Brain damage may cause psychiatric disorders such as schizophrenia, depression, anxiety, and psychosis. These disorders may not arise until adolescence or even later and may be marked by symptoms such as extreme lethargy and sadness, behavioral problems, hearing voices, hallucinating, or extreme paranoia. These disorders may also be caused by environmental or genetic factors.

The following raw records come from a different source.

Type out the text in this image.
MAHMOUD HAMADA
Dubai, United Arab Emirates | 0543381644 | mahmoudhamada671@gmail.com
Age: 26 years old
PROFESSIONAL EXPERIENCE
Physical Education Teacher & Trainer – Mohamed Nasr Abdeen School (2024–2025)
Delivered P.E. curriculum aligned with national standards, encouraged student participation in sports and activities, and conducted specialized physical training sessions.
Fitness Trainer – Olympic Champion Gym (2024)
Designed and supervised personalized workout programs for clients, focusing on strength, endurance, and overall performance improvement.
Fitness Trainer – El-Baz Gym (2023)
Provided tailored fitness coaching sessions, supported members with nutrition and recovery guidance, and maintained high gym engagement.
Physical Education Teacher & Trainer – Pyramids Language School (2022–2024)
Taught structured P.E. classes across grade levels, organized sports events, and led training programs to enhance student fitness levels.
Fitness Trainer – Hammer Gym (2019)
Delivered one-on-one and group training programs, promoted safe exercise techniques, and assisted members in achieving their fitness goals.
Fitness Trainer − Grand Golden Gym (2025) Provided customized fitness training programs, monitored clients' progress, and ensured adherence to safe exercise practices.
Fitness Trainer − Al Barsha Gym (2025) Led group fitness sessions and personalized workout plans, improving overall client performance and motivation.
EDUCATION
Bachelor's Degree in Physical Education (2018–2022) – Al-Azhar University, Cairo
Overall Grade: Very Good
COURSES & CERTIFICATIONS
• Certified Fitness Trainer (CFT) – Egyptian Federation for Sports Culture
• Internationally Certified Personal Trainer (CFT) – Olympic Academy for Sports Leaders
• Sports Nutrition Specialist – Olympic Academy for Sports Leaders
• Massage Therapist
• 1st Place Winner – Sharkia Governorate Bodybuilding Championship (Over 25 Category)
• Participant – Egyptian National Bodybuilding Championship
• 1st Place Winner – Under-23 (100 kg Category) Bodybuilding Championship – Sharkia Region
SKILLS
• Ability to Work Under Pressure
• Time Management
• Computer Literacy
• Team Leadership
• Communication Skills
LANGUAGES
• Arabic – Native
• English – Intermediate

One study found that children who suffered injuries to the cerebellum during pregnancy or delivery had a higher risk of developing autism. The causes of autism are not well understood and experts believe that genetic factors play the largest role in the disorder, but brain damage may increase the risk.
Brain Damage Is A Spectrum
The more severe the damage, the more severe the symptoms. Mild brain damage may not ever be noticeable. More serious cases may cause noticeable physical and cognitive disabilities and may require regular medical care. In extreme cases, a child with brain damage may never be able to live independently.
If you notice symptoms of brain damage in your child, you should seek medical attention immediately to find the cause and prevent more serious side effects.